Morta de vergonha, pedi uma oportunidade de ficar pelo menos um mês… Treinava durante os dois períodos, manhã e tarde. Treinava durante as horas de almoço. Fazia shows nos fins de semana e na noite para me sustentar. Às vezes ia treinar com duas ou três horas de sono!
Dois anos depois, me formei com Trapézio Solo, Ballet Aéreo e sendo a primeira mulher a cortar alvos com chicotes com as duas mãos! Meu pai, que as duras penas tinha engolido o teatro, rejeitou totalmente o circo! Minha mãe não entendia muito bem o que eu queria com aquilo então não opinava.

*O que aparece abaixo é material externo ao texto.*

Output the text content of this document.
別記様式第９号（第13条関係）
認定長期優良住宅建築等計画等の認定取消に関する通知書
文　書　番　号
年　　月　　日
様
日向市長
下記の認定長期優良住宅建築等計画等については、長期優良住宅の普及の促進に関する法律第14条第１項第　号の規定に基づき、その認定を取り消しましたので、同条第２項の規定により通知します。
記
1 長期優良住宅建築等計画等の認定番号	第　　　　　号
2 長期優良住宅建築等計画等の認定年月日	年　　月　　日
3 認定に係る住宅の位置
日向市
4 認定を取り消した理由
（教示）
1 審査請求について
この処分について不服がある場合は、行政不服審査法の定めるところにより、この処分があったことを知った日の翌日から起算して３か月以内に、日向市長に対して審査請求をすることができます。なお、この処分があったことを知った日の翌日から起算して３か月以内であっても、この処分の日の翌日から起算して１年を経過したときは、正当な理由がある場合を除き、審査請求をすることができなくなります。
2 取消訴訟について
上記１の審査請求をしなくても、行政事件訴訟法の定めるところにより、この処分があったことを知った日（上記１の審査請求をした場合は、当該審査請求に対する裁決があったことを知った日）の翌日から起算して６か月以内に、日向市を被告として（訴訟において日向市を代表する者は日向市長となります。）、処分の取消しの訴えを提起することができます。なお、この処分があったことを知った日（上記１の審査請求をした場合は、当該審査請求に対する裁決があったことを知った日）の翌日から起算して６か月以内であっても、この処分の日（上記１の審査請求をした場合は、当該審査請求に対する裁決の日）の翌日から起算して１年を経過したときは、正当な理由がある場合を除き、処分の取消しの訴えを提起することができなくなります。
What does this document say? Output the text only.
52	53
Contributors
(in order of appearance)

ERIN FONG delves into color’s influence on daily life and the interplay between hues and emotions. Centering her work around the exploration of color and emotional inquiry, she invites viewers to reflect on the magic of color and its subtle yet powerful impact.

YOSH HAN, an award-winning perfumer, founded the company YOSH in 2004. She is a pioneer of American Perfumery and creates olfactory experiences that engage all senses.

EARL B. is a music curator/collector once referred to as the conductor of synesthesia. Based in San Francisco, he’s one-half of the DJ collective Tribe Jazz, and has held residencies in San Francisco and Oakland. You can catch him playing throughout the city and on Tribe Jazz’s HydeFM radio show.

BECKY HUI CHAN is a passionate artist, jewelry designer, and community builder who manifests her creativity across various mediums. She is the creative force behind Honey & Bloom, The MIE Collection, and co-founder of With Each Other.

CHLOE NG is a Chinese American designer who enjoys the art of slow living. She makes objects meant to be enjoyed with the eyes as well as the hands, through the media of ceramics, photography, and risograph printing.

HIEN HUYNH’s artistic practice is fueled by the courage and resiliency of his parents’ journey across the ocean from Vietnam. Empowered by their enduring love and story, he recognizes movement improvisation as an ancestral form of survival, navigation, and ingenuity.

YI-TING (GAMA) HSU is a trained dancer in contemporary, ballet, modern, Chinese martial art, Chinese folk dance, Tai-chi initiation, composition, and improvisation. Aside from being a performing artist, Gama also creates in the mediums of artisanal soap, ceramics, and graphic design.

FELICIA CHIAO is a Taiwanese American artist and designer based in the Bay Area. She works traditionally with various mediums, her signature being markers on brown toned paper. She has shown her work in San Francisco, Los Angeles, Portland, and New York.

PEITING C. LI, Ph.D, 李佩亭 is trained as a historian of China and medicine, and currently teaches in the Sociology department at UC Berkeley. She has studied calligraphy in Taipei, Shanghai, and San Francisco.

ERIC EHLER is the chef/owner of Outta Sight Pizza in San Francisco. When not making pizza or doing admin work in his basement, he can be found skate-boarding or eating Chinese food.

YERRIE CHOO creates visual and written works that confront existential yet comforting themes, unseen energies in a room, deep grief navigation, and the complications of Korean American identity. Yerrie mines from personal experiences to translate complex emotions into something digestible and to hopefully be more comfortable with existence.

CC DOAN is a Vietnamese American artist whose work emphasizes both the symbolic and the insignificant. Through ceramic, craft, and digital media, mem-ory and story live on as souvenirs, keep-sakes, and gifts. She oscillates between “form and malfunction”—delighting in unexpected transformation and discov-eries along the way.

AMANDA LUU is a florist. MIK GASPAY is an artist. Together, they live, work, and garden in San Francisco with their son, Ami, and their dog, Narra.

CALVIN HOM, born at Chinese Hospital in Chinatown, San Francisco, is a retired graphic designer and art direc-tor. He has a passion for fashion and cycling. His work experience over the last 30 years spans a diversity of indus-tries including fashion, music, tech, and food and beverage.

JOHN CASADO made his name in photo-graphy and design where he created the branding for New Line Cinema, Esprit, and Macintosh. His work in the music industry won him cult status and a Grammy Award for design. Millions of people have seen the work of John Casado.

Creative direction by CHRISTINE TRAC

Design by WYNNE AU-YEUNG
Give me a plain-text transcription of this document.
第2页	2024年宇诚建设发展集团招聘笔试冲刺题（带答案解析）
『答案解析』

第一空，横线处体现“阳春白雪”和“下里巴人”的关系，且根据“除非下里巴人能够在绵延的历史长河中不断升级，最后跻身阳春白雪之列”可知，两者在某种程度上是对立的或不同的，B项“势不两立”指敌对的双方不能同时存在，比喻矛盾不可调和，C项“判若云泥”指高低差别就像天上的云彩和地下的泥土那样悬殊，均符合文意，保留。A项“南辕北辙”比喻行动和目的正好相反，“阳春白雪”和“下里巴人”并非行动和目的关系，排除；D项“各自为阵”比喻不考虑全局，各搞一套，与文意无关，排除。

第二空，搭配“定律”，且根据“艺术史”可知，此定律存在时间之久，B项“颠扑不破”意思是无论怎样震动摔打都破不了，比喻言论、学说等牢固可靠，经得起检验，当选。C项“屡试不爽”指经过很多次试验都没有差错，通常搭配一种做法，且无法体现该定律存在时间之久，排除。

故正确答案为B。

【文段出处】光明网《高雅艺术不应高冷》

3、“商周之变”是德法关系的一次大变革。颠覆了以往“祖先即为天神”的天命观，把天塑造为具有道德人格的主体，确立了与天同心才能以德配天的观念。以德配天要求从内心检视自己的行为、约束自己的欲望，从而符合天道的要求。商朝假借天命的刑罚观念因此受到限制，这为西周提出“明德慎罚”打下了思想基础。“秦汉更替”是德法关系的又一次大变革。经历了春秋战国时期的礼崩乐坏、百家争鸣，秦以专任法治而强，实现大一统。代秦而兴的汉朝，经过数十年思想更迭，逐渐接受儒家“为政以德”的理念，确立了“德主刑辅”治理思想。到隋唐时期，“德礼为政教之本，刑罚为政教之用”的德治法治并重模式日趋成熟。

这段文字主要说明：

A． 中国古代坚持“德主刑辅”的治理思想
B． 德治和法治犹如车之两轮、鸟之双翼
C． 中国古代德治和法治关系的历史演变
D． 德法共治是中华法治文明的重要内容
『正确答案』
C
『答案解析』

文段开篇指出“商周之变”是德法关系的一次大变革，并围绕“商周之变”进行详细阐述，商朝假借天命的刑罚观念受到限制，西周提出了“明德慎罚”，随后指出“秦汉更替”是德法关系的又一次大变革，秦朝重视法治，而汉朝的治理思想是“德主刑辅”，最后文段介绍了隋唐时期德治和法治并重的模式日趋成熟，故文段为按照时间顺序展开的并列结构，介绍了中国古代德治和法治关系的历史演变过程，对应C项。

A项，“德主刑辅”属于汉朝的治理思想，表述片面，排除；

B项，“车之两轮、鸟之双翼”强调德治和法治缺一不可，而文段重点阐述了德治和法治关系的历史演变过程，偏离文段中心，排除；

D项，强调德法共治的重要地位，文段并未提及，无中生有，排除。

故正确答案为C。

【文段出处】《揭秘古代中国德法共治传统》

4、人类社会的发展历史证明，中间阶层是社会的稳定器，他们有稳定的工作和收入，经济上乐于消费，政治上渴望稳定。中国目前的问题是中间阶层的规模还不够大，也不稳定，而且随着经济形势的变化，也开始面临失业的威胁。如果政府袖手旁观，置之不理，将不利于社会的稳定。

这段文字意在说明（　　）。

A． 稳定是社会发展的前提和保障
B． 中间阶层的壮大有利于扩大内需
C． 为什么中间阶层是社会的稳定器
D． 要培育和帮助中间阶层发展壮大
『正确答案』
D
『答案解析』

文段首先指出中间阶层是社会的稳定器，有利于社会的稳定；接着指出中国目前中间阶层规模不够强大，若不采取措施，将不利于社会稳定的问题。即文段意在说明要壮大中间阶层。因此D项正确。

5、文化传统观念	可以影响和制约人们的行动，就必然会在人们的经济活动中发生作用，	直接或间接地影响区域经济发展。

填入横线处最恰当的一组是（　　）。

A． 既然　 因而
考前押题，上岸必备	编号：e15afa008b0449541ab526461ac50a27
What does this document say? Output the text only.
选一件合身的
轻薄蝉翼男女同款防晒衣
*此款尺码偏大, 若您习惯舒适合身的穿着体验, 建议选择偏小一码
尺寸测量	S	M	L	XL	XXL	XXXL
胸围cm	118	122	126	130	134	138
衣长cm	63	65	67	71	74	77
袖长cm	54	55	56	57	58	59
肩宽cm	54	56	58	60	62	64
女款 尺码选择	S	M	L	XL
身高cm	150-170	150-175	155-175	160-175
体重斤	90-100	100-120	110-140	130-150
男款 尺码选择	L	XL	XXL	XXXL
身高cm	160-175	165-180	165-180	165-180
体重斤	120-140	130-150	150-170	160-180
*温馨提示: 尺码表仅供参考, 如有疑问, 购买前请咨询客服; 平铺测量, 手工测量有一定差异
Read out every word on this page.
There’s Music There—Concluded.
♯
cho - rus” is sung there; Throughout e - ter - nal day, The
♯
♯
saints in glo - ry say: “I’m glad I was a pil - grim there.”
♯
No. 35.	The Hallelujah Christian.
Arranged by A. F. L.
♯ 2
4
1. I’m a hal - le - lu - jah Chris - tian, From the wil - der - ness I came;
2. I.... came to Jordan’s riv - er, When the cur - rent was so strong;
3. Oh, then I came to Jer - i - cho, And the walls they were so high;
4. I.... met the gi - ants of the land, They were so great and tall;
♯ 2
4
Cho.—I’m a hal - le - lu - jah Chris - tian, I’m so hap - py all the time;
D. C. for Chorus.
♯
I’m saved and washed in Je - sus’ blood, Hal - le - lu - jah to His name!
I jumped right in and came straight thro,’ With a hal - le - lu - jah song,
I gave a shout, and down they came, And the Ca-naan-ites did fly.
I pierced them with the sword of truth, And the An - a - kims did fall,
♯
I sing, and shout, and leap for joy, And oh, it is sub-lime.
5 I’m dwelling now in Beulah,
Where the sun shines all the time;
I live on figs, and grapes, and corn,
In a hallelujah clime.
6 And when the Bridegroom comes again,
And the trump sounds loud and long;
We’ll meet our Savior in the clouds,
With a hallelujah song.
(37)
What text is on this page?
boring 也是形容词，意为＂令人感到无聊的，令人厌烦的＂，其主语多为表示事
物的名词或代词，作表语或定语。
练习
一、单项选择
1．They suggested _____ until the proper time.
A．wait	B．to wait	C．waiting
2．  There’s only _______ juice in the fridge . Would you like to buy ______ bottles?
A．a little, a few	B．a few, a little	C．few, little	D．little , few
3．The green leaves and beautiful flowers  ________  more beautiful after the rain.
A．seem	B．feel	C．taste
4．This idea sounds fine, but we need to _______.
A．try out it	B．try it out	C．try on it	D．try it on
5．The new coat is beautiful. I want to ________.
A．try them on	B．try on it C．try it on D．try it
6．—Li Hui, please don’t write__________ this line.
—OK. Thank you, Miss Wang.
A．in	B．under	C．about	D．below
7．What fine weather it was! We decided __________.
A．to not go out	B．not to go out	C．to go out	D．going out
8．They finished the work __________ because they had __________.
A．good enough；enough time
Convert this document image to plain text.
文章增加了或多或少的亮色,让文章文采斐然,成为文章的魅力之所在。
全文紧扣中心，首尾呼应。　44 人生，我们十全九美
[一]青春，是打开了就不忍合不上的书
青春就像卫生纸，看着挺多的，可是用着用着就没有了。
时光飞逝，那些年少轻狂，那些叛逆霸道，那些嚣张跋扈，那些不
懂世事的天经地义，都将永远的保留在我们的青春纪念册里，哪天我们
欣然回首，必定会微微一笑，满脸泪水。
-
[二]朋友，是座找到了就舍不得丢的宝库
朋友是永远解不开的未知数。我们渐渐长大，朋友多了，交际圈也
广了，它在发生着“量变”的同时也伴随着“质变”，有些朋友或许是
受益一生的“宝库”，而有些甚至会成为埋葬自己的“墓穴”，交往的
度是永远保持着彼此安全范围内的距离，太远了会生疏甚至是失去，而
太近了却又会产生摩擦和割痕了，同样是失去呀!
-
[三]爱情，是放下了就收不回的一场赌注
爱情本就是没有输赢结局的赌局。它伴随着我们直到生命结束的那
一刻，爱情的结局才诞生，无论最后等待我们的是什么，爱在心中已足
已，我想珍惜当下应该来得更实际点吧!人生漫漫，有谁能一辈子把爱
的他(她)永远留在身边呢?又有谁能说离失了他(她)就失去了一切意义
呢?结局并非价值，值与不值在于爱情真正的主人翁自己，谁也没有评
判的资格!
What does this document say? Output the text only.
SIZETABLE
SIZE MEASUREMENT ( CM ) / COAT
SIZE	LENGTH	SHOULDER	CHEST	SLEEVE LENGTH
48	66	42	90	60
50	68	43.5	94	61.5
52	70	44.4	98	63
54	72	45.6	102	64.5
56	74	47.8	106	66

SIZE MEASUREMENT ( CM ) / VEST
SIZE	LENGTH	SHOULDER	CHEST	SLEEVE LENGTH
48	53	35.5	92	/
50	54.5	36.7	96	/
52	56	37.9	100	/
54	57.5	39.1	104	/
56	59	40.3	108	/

RA – Como foi a fase de sua carreira viajando e fazendo shows e apresentações?
OC – Recém-formada já quis alçar vôo nos circos! Mas, mesmo contratada não era aceita pela comunidade circense. Morávamos todos no circo em trailers, e de repente me vi numa sociedade fechada, machista, aonde filhos saem de suas famílias para casar, e meninas são monitoradas o tempo todo pelos pais e irmãos. Um mulher “sem dono” independente a ponto de dirigir (dirigir carro era estritamente masculino!) e que sabia armar seu equipamento sozinha (outra função masculina, montar os aéreos das mulheres!) certamente não deve ser virgem e isso seria uma ameaça aos costumes…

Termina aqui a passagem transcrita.